Artificial Intelligence

For a long time, economic research relied on statistical tools, mathematical models, and certain assumptions of stability. That foundation enabled a valuable understanding of the economic world—though often general and detached from specific realities. But today, the context has changed.

The Era of Digitalization

Digitalization surrounds us and leaves constant traces: searches, interactions, satellite images, real-time sensors. These are richer, more diverse data, with a speed and depth that traditional methods alone cannot fully capture.

The Role of Artificial Intelligence

This is where artificial intelligence comes in. It allows us to see invisible patterns, process overwhelming volumes of information, and detect signals we would otherwise miss. It goes beyond our human capabilities and expands our possibilities.

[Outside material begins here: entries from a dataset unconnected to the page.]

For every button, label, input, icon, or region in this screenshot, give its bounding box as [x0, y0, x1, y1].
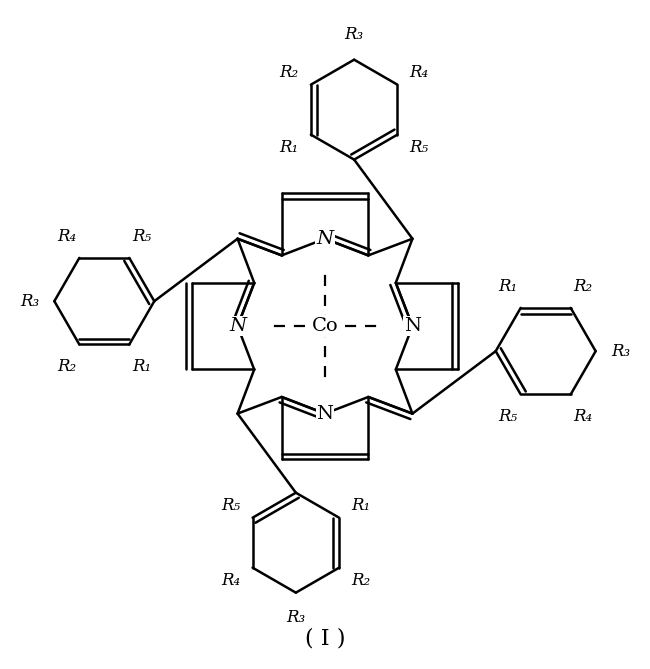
- Text: R₅: R₅: [132, 227, 151, 245]
- Text: N: N: [317, 229, 333, 248]
- Text: R₁: R₁: [499, 278, 518, 295]
- Text: R₂: R₂: [57, 358, 77, 375]
- Text: R₁: R₁: [351, 496, 370, 514]
- Text: R₁: R₁: [132, 358, 151, 375]
- Text: R₃: R₃: [20, 293, 39, 310]
- Text: R₂: R₂: [351, 572, 370, 589]
- Text: R₄: R₄: [573, 407, 593, 425]
- Text: R₄: R₄: [57, 227, 77, 245]
- Text: N: N: [317, 405, 333, 423]
- Text: R₃: R₃: [344, 26, 364, 43]
- Text: R₅: R₅: [410, 138, 428, 156]
- Text: N: N: [229, 317, 246, 335]
- Text: R₄: R₄: [410, 64, 428, 81]
- Text: R₅: R₅: [222, 496, 240, 514]
- Text: R₃: R₃: [611, 343, 630, 360]
- Text: ( I ): ( I ): [305, 628, 345, 650]
- Text: R₁: R₁: [280, 138, 299, 156]
- Text: N: N: [404, 317, 421, 335]
- Text: R₄: R₄: [222, 572, 240, 589]
- Text: R₂: R₂: [573, 278, 593, 295]
- Text: Co: Co: [312, 317, 338, 335]
- Text: R₅: R₅: [499, 407, 518, 425]
- Text: R₂: R₂: [280, 64, 299, 81]
- Text: R₃: R₃: [286, 609, 306, 626]
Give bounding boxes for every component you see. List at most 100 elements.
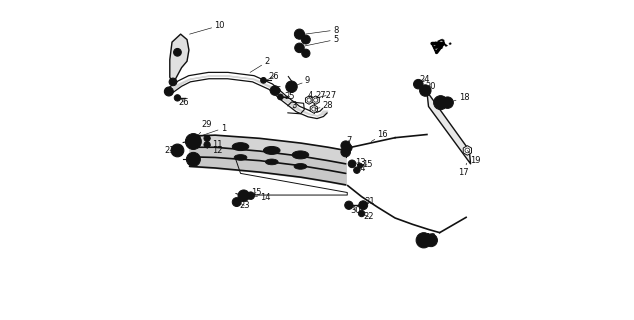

Challenges and Responsibility

But for it to be a true ally, we must acknowledge and address its challenges:

We don’t always know where it gets its data.
Many AI methods operate as "black boxes," generating opacity and making verification difficult. Unlike traditional models, it is nearly impossible for developers or users to ask AI to explain in human terms how or what it has learned. This unintelligibility undermines transparency and trust in its decisions, making them difficult to audit and understand.
Sometimes it repeats mistakes with an authoritative voice.
AI models, trained on large volumes of public and unstructured data, can reproduce and amplify the biases and prejudices inherent in that data. This can lead to the perpetuation of conventional or even mistaken ideas, presented with false confidence. Moreover, social media algorithms can create personalized "echo chambers," fostering discord and amplifying biased information.
And it can impose false consensuses, leaving no room for dissent.
Historically, human information networks have often prioritized social order, even at the expense of truth. AI, if not managed with strong self-correction mechanisms, could amplify this tendency. In an unregulated information market, AI may prioritize sensationalism and falsehoods over truth, thereby imposing consensuses that lack a real foundation and silence dissenting voices.

Overcoming these limitations means building more transparent systems, promoting diversity in data sources, and contrasting results with human judgment. Because AI is powerful—but it will only be transformative if we guide it responsibly.